Health care, construction and education added more than 65,000 jobs in 2015. February home sales were up 2.2 percent compared with the same month last year. And a recent survey by the Houston West Chamber of Commerce — which includes the Energy Corridor — found most non-energy businesses were optimistic about the economy.
The Memorial Hermann Health System currently has about 3,000 openings, many created by an expansion of facilities fueled by the city’s population growth. According to recent census figures, the Houston metro area had the nation’s biggest population gain between 2014 and 2015.
Hundreds of applicants to Memorial Hermann have come from oil and gas workers, said Tanya Cook, the health system’s vice president of talent acquisition.
“What a lot of people don’t realize is we have many of the same positions that you would find in any other industry, for instance in oil and gas,” she said. “We’ve got HR positions and we’ve got finance positions and we’ve got IT positions.”
One of Memorial Hermann’s new hires is Billy Enochs, who spent about 10 years in the oil industry, most recently as a consultant for ConocoPhillips, before getting laid off in October.
Enochs, 43, who had prior experience in health care, said the latest downturn caught some people off guard, but “it’s a cyclical thing.”
“Anybody who’s been in Houston any length of time understands that,” he said.
Shawn Baker, 45, was laid off last year from a job building power units for offshore oil rigs. She had trouble finding a new job so she went into business for herself with an offbeat idea called “Tantrums,” a paid service that lets customers take out their frustrations by smashing plates, televisions and other objects in various rooms with sledgehammers, bats and pipes.
Her new business started off slow but recently picked up, and Baker said she’s happy she took the plunge.

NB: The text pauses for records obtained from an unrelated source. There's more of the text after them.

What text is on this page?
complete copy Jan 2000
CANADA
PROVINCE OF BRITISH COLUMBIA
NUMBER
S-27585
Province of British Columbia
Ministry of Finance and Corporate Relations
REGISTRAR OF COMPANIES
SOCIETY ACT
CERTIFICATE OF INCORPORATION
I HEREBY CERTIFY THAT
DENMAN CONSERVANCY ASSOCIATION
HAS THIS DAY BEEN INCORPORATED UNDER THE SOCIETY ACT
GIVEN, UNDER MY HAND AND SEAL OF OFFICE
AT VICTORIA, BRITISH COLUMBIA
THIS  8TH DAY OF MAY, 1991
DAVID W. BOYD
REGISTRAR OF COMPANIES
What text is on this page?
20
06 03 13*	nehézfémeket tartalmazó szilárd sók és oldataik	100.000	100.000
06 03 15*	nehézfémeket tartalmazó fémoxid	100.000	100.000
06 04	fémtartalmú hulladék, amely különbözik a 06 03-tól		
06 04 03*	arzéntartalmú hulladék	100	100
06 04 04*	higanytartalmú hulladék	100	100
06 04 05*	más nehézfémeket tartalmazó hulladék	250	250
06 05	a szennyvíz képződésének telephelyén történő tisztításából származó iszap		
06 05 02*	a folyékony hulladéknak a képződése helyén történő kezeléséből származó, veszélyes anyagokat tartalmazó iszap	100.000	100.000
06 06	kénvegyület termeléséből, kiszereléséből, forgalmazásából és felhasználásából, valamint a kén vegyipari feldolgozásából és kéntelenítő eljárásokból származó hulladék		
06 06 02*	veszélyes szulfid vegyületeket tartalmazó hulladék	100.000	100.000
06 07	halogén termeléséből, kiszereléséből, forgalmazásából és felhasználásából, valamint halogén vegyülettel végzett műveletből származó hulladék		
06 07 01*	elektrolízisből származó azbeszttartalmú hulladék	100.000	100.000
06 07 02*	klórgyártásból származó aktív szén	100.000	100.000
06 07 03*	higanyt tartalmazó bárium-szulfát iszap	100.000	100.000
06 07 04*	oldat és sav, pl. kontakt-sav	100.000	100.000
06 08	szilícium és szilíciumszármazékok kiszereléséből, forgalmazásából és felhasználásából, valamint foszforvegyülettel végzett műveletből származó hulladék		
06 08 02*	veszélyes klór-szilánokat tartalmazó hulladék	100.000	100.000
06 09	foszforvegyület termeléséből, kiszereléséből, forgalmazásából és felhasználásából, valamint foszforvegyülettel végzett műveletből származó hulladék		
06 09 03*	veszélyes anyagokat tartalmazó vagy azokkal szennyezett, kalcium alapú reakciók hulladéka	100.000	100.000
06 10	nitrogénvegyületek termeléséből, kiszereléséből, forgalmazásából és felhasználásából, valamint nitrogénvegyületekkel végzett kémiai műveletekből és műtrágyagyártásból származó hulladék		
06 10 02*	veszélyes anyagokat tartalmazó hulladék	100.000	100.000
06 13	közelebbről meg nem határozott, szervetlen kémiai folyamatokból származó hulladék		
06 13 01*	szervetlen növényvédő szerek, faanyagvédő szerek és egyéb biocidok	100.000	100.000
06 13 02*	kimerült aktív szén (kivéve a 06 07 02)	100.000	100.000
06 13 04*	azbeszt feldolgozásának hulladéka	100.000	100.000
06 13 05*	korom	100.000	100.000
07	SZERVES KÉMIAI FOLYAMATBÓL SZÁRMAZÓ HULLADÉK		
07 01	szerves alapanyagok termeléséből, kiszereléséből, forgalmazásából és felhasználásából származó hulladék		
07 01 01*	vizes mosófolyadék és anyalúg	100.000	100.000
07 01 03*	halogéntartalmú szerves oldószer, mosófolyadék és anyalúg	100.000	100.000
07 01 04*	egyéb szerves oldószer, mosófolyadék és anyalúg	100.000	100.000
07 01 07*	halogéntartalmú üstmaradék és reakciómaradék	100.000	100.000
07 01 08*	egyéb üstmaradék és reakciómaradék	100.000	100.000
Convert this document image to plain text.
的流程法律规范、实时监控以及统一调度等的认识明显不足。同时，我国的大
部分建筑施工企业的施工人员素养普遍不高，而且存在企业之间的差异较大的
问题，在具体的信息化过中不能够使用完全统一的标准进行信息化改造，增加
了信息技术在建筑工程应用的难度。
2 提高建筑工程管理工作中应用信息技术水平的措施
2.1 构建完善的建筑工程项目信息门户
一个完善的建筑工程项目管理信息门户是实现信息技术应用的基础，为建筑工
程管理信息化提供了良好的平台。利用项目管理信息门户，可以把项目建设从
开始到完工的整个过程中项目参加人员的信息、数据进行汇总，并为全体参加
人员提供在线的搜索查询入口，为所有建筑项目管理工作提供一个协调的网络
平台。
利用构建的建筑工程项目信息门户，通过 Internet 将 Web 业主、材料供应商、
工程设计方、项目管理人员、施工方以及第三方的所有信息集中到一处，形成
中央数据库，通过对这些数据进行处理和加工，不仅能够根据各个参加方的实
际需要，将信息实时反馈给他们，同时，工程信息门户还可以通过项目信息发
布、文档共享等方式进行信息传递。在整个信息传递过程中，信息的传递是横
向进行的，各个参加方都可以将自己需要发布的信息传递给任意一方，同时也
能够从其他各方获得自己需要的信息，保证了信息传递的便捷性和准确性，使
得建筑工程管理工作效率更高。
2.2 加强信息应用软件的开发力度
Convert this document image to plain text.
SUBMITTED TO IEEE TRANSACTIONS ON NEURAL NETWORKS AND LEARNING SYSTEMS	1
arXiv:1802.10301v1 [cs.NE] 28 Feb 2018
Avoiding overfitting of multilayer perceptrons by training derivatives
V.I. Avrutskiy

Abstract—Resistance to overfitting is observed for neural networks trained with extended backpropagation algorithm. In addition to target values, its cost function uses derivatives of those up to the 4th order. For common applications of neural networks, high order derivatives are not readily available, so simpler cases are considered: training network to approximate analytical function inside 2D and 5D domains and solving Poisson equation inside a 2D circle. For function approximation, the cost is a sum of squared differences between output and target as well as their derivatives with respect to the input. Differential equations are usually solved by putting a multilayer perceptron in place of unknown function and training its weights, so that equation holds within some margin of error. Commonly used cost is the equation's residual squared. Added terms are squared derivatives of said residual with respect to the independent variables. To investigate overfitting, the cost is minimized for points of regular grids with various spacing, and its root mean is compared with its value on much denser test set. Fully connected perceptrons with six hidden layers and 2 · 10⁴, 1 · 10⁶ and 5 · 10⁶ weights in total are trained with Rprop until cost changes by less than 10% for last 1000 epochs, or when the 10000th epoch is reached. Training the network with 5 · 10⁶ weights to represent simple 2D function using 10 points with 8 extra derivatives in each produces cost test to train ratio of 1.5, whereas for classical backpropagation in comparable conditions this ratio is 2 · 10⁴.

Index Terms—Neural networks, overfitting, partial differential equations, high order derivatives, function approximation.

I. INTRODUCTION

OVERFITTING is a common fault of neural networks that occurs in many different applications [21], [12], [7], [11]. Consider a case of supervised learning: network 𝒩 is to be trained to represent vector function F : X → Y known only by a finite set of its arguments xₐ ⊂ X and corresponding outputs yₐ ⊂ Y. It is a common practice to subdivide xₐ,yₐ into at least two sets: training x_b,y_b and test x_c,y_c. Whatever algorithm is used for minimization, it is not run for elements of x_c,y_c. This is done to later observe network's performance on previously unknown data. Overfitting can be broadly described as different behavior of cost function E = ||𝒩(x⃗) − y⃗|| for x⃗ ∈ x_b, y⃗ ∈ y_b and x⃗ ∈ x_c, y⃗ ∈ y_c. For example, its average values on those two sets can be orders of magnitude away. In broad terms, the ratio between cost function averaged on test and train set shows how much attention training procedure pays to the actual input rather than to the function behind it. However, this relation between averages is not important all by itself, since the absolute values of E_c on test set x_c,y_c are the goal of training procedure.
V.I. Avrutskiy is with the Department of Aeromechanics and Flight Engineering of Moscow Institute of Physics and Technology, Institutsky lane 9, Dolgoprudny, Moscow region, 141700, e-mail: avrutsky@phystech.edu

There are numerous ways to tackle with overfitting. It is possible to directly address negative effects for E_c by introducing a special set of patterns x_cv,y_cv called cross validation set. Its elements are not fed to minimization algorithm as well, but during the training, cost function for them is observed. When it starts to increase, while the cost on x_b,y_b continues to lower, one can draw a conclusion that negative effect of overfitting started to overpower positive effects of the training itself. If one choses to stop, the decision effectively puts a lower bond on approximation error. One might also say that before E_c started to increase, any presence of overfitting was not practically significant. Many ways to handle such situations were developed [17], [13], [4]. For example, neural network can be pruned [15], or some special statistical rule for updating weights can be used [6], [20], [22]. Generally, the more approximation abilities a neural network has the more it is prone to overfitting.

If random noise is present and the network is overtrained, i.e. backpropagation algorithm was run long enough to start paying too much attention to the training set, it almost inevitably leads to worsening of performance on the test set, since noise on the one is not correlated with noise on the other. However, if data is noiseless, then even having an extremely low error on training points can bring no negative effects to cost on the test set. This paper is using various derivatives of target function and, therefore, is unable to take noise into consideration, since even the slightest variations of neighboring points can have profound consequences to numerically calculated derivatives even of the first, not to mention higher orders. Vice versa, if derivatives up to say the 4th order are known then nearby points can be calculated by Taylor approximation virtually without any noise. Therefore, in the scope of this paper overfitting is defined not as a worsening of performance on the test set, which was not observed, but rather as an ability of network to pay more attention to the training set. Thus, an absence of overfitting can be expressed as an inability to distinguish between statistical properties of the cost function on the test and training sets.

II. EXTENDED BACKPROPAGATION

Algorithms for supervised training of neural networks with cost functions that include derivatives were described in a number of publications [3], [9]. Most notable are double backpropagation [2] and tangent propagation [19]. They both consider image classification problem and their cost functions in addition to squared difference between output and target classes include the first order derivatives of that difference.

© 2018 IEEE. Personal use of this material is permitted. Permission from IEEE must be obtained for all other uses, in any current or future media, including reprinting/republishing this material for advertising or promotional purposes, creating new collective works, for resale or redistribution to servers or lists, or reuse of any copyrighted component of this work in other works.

Despite the economic diversification, the oil downturn could still threaten the city’s future, Bill Gilmer, director of the Institute for Regional Forecasting at the University of Houston, told a February luncheon for the Houston West Chamber of Commerce.
If oil prices don’t rebound by the end of 2017, when the construction boom is expected to wind down, it will be “bad news for Houston,” Gilmer said.
Mauro believes his restaurant, which has endured numerous oil downturns since opening in 1981, will rebound, along with the city.
“The question is,” he said, “what are we going to do to survive until it turns around once more?”